Deciphering the “Spy Game” (2001), dir. Tony Scott

Sometimes a movie can be so clever and so fun that you can completely disregard the fact that it is utterly devoid of meaning or logic. By the time we hear Brad Pitt’s character Tom Bishop ask, “What’s the name of the operation?” and the response is, “Operation Dinner Out, sir!” we have been so perfectly enthralled by the performances of Pitt and Robert Redford that we can easily set aside the absurdity of what is happening on screen. Bishop is a CIA operative who has gotten himself captured by the Chinese. Redford’s Nathan Muir is his superior. The film is about their history together and Muir’s attempt to free Bishop.

I watched the movie with my girlfriend, and while she enjoyed it, she remarked afterward that she would need to see it again to really understand all of the twists and turns. I have seen it three times now, and I still don’t have a full grasp of all the phone calls and cutaways and violent edits.
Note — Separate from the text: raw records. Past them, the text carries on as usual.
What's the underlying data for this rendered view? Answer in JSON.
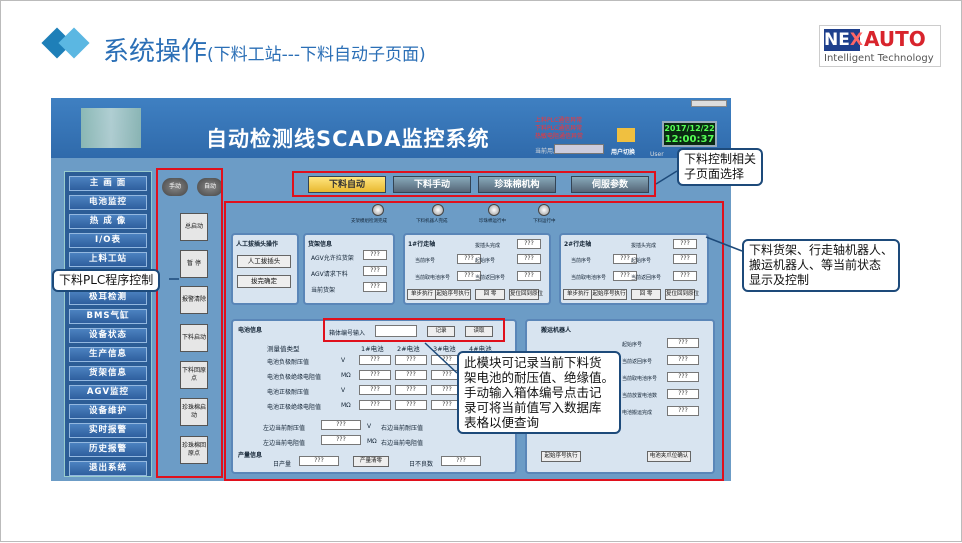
{
  "slide": {
    "title": "系统操作",
    "subtitle": "(下料工站---下料自动子页面)"
  },
  "logo": {
    "brand_a": "NE",
    "brand_x": "X",
    "brand_b": "AUTO",
    "tagline": "Intelligent Technology"
  },
  "colors": {
    "title_blue": "#2b6fb6",
    "diamond_dark": "#1e7fb8",
    "diamond_light": "#5bb7e2",
    "logo_red": "#d8242c",
    "highlight_red": "#e0101c"
  },
  "scada": {
    "title": "自动检测线SCADA监控系统",
    "alarms": [
      "上料PLC通信异常",
      "下料PLC通信异常",
      "热敏电阻通信异常"
    ],
    "current_user_label": "当前用户",
    "user_switch": "用户切换",
    "user": "User",
    "date": "2017/12/22",
    "time": "12:00:37",
    "nav": [
      "主 画 面",
      "电池监控",
      "热 成 像",
      "I/O表",
      "上料工站",
      "下料工站",
      "极耳检测",
      "BMS气缸",
      "设备状态",
      "生产信息",
      "货架信息",
      "AGV监控",
      "设备维护",
      "实时报警",
      "历史报警",
      "退出系统"
    ],
    "mode_manual": "手动",
    "mode_auto": "自动",
    "plc_buttons": [
      "总启动",
      "暂 停",
      "报警清除",
      "下料启动",
      "下料回原点",
      "珍珠棉启动",
      "珍珠棉回原点"
    ],
    "tabs": [
      "下料自动",
      "下料手动",
      "珍珠棉机构",
      "伺服参数"
    ],
    "status_lamps": [
      "支架模组检测完成",
      "下料机器人完成",
      "珍珠棉运行中",
      "下料运行中"
    ],
    "manual_pick": {
      "title": "人工拔插头操作",
      "btn1": "人工拔插头",
      "btn2": "拔完确定"
    },
    "shelf": {
      "title": "货架信息",
      "rows": [
        [
          "AGV允许拉货架",
          "???"
        ],
        [
          "AGV请求下料",
          "???"
        ],
        [
          "当前货架",
          "???"
        ]
      ]
    },
    "gantry1": {
      "title": "1#行走轴",
      "rows": [
        [
          "拔插头完成",
          "???"
        ],
        [
          "当前序号",
          "???"
        ],
        [
          "起始序号",
          "???"
        ],
        [
          "当前取电池序号",
          "???"
        ],
        [
          "当前返回序号",
          "???"
        ]
      ],
      "buttons": [
        "单步执行",
        "起始序号执行",
        "回 零",
        "复位回到原位"
      ]
    },
    "gantry2": {
      "title": "2#行走轴",
      "rows": [
        [
          "拔插头完成",
          "???"
        ],
        [
          "当前序号",
          "???"
        ],
        [
          "起始序号",
          "???"
        ],
        [
          "当前取电池序号",
          "???"
        ],
        [
          "当前返回序号",
          "???"
        ]
      ],
      "buttons": [
        "单步执行",
        "起始序号执行",
        "回 零",
        "复位回到原位"
      ]
    },
    "battery": {
      "title": "电池信息",
      "box_label": "箱体编号输入",
      "record": "记录",
      "read": "读取",
      "headers": [
        "测量值类型",
        "1#电池",
        "2#电池",
        "3#电池",
        "4#电池"
      ],
      "rows": [
        [
          "电池负极耐压值",
          "V"
        ],
        [
          "电池负极绝缘电阻值",
          "MΩ"
        ],
        [
          "电池正极耐压值",
          "V"
        ],
        [
          "电池正极绝缘电阻值",
          "MΩ"
        ]
      ],
      "val": "???",
      "left_volt": "左边当前耐压值",
      "left_res": "左边当前电阻值",
      "right_volt": "右边当前耐压值",
      "right_res": "右边当前电阻值",
      "unit_v": "V",
      "unit_m": "MΩ"
    },
    "production": {
      "title": "产量信息",
      "output": "日产量",
      "clear": "产量清零",
      "bad": "日不良数",
      "val": "???"
    },
    "robot": {
      "title": "搬运机器人",
      "rows": [
        "起始序号",
        "当前返回序号",
        "当前取电池序号",
        "当前放置电池数",
        "电池搬运完成"
      ],
      "btn1": "起始序号执行",
      "btn2": "电池夹爪位确认",
      "val": "???"
    }
  },
  "callouts": {
    "top_right": [
      "下料控制相关",
      "子页面选择"
    ],
    "right": [
      "下料货架、行走轴机器人、",
      "搬运机器人、等当前状态",
      "显示及控制"
    ],
    "left": [
      "下料PLC程序控制"
    ],
    "bottom": [
      "此模块可记录当前下料货",
      "架电池的耐压值、绝缘值。",
      "手动输入箱体编号点击记",
      "录可将当前值写入数据库",
      "表格以便查询"
    ]
  }
}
This aspect, rather than being a distraction, is one of the film’s virtues. The idea is that Redford’s Nathan Muir is so smart that he is hoodwinking the CIA. Part of the game that the movie plays is that we the viewers are given just enough of a hint that we can appreciate his cleverness, but even we aren’t intended to fully “get it”.

Tony Scott’s hectic, pulse-pounding visual style is largely responsible for this mesmerizing and confusing effect. Similar to (but far superior to)  Guy Ritchie’s penchant for seemingly random visual tampering, Scott hits more often than he misses in Spy Game (though he definitely misses with an awkward and repeated “time stamp” effect). Scott has a well earned reputation as a violent director. He loves violent characters and dangerous scenes and his visual effects and editing are  just as virulent as the oft-seen machine gun fire. Partner that with a taste for “cool” Hollywood endings and he has had some nice success with fun action films like Crimson Tide, Enemy of the State and Spy Game.
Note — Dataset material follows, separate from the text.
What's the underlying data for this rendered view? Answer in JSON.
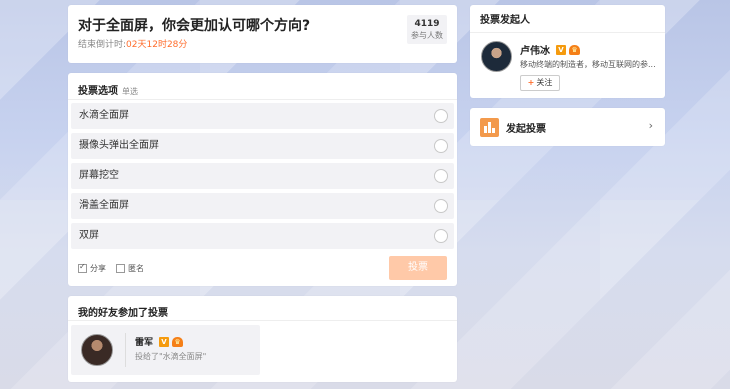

One qualm is that Scott tends to drag his actioners on for too long.  There is a touch too much dialogue, a few too many chase scenes; the films are tight, slick, hour-and-forty-five-minute action films stretched to two hours (or more). This tends to dull the edge of the cleverness and the pop of the one-liners. Luckily, Scott usually works with top-notch charsimatic leads like Pitt and Redford, Hackman, Denzel Washington and Tom Cruise. These actors can carry even bad scripts pretty far (and they often end up doing  just that).
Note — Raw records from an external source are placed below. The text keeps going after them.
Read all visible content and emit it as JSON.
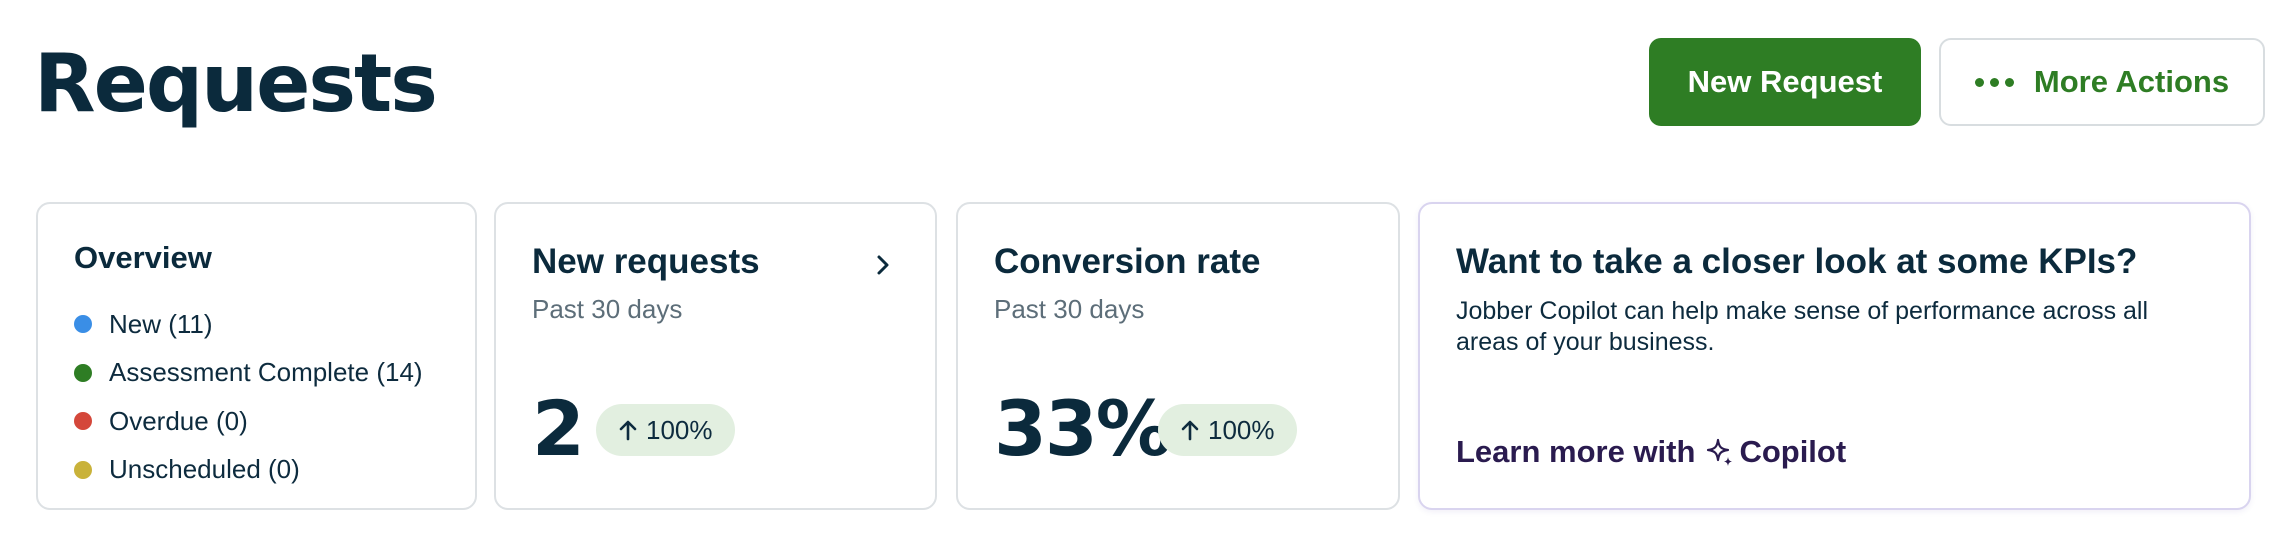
{
  "header": {
    "title": "Requests",
    "new_request_label": "New Request",
    "more_actions_label": "More Actions"
  },
  "overview": {
    "title": "Overview",
    "items": [
      {
        "label": "New (11)",
        "color": "#3a8ee6"
      },
      {
        "label": "Assessment Complete (14)",
        "color": "#2e7d24"
      },
      {
        "label": "Overdue (0)",
        "color": "#d4473a"
      },
      {
        "label": "Unscheduled (0)",
        "color": "#c9b23a"
      }
    ]
  },
  "new_requests": {
    "title": "New requests",
    "subtitle": "Past 30 days",
    "value": "2",
    "change": "100%"
  },
  "conversion_rate": {
    "title": "Conversion rate",
    "subtitle": "Past 30 days",
    "value": "33%",
    "change": "100%"
  },
  "kpi_promo": {
    "title": "Want to take a closer look at some KPIs?",
    "body": "Jobber Copilot can help make sense of performance across all areas of your business.",
    "link_prefix": "Learn more with",
    "link_brand": "Copilot"
  },
  "colors": {
    "primary": "#2e7d24",
    "heading": "#0b2a3c",
    "pill_bg": "#e2efe0"
  }
}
Spy Game was made before 9/11 but released soon after, in November 2001. Given the subject matter involving suicide bombing and assassinations of Middle-Eastern warlords, it may have been too touchy to have gotten much press at the time. I certainly do not remember hearing much about it.  The film asks of the audience a certain blind confidence in the intelligence and power of the CIA and its operatives, something that was very common prior to 9/11. Immediately after that distaster, and even to this day, the aura of American invincibility has been tarnished. Nonetheless, my most recent viewing, some nine years after release, was as least as fun as if the story had been more realistic.